Abstract
The concept of enactment, although it has probably has become an overused term in the Relational literature, is a relatively new one for the Contemporary Kleinians of London. In explicating and synthesizing these different theoretical perspectives (Relational and Contemporary Kleinians), the author's primary focus is to tackle the notion of subject and object, in the context of enactment. The author first delineates the relationship between reality and fantasy, and each theory's notion of enactment. In doing so, the author shows how these differing theories and their related notion of therapeutic action inform the kind of object the analyst sees himself or herself as. The author also addresses the technical implications related to the consequences that arise for the analyst as an object of the patient's transferences and projections, including how the analyst extricates himself or herself from the enactment.
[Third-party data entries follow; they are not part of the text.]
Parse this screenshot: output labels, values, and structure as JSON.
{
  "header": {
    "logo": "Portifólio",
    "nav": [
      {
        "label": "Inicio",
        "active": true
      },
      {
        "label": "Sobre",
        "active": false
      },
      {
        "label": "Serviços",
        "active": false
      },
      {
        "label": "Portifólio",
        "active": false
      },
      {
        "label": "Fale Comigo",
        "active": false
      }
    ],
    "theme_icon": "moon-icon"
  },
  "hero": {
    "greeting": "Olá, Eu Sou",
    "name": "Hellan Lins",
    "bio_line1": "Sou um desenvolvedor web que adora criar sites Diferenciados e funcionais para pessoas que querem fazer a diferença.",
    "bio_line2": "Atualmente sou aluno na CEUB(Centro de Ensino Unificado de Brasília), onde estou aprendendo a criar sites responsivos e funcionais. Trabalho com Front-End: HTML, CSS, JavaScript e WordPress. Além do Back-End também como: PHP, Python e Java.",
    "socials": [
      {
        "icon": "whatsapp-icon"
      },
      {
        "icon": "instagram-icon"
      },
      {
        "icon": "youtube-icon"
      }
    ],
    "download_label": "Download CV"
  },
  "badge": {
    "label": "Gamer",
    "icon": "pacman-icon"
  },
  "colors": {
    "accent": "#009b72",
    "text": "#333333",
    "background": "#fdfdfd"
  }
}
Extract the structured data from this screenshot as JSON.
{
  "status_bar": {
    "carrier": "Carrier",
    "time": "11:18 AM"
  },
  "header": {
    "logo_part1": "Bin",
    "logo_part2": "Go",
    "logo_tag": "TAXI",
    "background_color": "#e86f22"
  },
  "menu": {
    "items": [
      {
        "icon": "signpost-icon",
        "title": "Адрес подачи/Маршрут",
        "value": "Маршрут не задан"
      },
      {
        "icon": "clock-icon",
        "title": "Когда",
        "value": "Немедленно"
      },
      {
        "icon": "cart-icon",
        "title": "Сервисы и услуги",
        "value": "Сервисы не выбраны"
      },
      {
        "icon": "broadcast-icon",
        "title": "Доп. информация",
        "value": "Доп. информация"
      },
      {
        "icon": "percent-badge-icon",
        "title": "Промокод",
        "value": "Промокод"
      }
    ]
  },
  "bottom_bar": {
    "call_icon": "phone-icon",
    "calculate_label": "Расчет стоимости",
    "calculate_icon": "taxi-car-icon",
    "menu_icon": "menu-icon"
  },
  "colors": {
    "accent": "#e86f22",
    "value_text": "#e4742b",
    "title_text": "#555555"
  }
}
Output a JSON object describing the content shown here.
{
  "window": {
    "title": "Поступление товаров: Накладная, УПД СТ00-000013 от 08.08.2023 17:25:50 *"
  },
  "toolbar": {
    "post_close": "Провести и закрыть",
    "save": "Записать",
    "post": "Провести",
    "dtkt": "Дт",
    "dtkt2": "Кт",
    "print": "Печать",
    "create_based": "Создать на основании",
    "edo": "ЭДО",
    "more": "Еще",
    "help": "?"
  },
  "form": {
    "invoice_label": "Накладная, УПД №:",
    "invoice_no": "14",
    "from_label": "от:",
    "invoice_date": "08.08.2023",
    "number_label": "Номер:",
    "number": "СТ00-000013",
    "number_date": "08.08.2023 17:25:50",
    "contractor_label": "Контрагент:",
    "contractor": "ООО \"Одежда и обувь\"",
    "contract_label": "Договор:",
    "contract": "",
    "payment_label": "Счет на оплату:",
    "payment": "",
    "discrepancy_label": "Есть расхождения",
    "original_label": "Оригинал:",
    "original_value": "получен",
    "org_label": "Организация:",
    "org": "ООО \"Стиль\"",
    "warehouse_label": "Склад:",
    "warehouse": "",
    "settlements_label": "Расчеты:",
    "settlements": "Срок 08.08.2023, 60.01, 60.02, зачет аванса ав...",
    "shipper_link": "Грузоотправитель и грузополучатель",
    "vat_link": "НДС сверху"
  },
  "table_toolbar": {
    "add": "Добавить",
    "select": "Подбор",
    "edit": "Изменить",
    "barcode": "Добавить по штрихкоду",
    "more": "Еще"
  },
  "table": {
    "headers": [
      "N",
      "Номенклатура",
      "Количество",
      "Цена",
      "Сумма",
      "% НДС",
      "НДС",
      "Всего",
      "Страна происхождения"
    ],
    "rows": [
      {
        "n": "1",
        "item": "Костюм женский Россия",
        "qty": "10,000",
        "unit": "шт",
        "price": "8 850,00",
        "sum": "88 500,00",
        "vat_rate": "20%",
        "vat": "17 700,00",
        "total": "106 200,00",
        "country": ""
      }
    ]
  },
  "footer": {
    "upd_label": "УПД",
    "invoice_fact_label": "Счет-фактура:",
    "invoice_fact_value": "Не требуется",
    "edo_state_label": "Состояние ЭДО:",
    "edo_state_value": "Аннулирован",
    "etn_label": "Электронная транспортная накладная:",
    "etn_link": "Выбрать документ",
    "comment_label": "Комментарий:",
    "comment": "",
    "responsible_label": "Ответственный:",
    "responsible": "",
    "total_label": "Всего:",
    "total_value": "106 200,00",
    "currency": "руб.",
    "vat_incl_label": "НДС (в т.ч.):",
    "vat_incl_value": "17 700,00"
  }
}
Two previously published vignettes are used for the purpose of comparison. The author argues for a complementary technical stance comprising two analytic modes: analyst as subject and analyst as object.
Notes
1 Fantasy is used when referring to Relational analysts, and phantasy is used when referring to Kleinian analysts. As I discuss, the variation in the spelling denotes different meaning of the concept.
2The Kleinian analyst's silence in the analytic situation is often misconstrued as an attempt to be neutral, or anonymous. It is more accurate to say that silence is an expression of the analyst's private, internal work of carrying out the act of “thinking.”